День Четвертый. Сын

Алексей Илларионов
Мне снится снежная равнина. Абсолютно белая, девственно чистая снежная равнина. Я шагаю по ней. Снег под ногами хрум-хрум. Тишина. Нету неба, нету деревьев- один только теплый снег вокруг. Хрум-хрум. Я ложусь на него, как в детстве раскинув руки, и что-то напеваю себе под нос, что-то про старого пса и добрую хозяйку, и моя песня разливается по снегу и звучит как-то отрывками и хочется спать. Я засыпаю- теплый снег все больше укрывает меня, старый пес все бежит и бежит, а в висках- тук-тук. Проходит некоторое время- и во всей равнине только одно пятно. Это моё белое лицо с красными шевелящимися губами. Проходит ещё- и равнина вновь абсолютно белая, девственно чистая. Хорошо. Спокойно. Тук. Тук.

Я просыпаюсь, медленно опуская веки на глаза. Чашку кофе, конечно же сигарету. К чему бы всё это с равниной? Сны, мои чертовы сны, глубокие, блеклые, колкие. Уже почти докурил, как зазвонил телефон. Дрррын-дрррын-подними-дрррын-меня. Дрррын-ответь.
-Алло?
-Ой, Лёш, привет, эт теть Маш.
Всегда унизительно суетливая, уставшая, с чуть подрагивающими пальцами, тетя Маша занималась бизнесом. Странно? Ещё бы.
-Слушй-слушй, у мня тут важная встреч неожиданно появилась, а за младшеньким присмотреть некому. Слушй-слушй, ты бы не мог бы, а, не мог бы?
Сегодня собирался купить кукурузных хлопьев и посмотреть "Семь самураев" Акиры Куросавы. Не слышали? Если бы мы сражались настоящими мечами, то я бы уже Вас убил.
-Да-да, конечно, теть Маш, не вопрос.
Черт.
-Ну вот и хорошо, вот и ладненько всё, я те подкину его скоро. Ну все, жди.

Бип-бип-бип. Черт.

Мы гуляем с ним по осеннему парку, в котором на скамейках с ногами сидят девушки, где-то ездят машины, продают беляши грязные грузины, шипят собаки, тянут оборванную культю грязные оборванцы. Гуляем. Хорошо. Какой он все-таки необычный, не такой как все.
Мы сидим у шумного моря с чайками. Волны ласкают слух, и он возится с камнями, считая под нос: "Эники-беники ели вареники..." Я смотрю вперёд, на горизонт. Мы мало разговариваем, больше молчим. Но это молчание стоит многого. Знаешь, так редко смотрим на небо и не замечаем, что оно- оно ведь тоже живое. Ведь правда?
Пришла тетя Маша и сразу стало немного грустно.
-Ну, пока, что ли.
Он тихо кивает и уходит.
Я почему-то долго смотрю ему вслед. Потом на часы: 18:18. Знаешь, уже как-то по привычке, буднично: хочу, чтобы как раньше. Чтобы Вместе.

Смешно.
Правда.

Пришла сестра с ребенком трех лет. "Усю-пусю",- она треплет ребенка за пухлые щечки и свинячьи глазки доверительно хлопают ресницами. Усю-пусю.
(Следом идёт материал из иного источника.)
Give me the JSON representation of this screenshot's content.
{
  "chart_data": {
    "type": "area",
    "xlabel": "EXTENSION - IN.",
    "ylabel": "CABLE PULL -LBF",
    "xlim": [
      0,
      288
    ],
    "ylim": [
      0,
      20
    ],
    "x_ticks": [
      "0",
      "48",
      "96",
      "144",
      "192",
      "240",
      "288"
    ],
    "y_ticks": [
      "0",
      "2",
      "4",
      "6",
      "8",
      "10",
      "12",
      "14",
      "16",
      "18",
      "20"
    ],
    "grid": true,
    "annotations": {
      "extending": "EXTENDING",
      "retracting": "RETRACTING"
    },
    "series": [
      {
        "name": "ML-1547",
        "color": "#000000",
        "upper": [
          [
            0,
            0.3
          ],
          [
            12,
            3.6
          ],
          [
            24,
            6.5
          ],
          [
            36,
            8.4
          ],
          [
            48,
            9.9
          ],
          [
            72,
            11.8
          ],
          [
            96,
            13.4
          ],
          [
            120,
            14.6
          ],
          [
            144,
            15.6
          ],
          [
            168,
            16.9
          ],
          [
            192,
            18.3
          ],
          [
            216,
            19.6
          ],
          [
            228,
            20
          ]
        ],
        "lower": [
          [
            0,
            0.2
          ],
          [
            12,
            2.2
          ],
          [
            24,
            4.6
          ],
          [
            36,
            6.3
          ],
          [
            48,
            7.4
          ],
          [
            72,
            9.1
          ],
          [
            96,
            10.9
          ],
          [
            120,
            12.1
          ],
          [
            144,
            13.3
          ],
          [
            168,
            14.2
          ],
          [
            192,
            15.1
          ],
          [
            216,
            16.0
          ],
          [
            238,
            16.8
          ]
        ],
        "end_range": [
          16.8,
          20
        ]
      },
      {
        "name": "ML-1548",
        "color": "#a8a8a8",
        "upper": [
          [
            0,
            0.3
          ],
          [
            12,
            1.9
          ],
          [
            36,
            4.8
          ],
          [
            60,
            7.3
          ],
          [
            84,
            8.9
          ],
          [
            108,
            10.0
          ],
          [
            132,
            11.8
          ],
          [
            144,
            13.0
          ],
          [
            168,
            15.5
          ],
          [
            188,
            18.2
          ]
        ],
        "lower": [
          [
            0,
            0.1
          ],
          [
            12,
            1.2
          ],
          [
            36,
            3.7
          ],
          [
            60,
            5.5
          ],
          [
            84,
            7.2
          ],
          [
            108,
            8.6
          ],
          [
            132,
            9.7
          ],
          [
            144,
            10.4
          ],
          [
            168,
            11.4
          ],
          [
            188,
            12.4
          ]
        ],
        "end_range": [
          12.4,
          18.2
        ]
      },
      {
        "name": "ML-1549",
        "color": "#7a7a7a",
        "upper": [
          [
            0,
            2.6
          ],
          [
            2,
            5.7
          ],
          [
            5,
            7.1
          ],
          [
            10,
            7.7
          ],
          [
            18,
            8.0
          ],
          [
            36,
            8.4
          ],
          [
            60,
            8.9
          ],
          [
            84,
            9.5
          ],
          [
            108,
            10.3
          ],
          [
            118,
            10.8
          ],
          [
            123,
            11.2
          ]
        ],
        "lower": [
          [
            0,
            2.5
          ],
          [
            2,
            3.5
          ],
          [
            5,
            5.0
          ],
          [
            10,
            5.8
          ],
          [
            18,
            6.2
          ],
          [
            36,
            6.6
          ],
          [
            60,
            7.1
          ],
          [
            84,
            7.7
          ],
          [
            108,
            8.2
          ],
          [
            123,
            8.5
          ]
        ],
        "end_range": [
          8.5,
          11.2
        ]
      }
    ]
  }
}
Ребенок топает ножкой и громко произносит: "Пи-пи!". Сестра- "усю-пусю" и ведет его в туалет. Она просит меня снять ему штанишки. МЕНЯ - СНЯТЬ ШТАНИШКИ. Я говорю: "Что?". Она говорит: "Сними ему чертовы штанишки". Свинячьи глазки хлоп-хлоп. Я снимаю. Сестра, тужась, поднимает ребенка над унитазом: "Ну же, усю-пусю, пописай". Она говорит мне: "Подержи его пипиську, чтобы он не промахнулся". Я говорю: "Что?" Она- "Возьми его чертов член и держи его". Я беру в руки сморщенное розовое мясо. Ребенок начинает "писять", радостно гугукая. Усю-пусю. Меня вырывает на белоснежный унитаз, на снятые штанишки. Я блюю долго и безжалостно. Свинячьи глазки хлоп-хлоп. Сестра в глубоком а&%^.

Я вдруг представляю себе, как НАШ сын дискуссирует с взрослыми. Чуть хмуря лоб, немного стесняясь, но споря горячо, приводя в свою пользу убедительные аргументы и бурную жестикуляцию.
А Ты задумчиво смотришь на НАШЕГО сына и улыбаешься так тепло-тепло, что я понимаю: Люблю. Не смотря на то, что ты режешь мое мясо своими холодными незвонками.

Я засыпаю с этими мыслями. Да. Хорошо. Спокойно.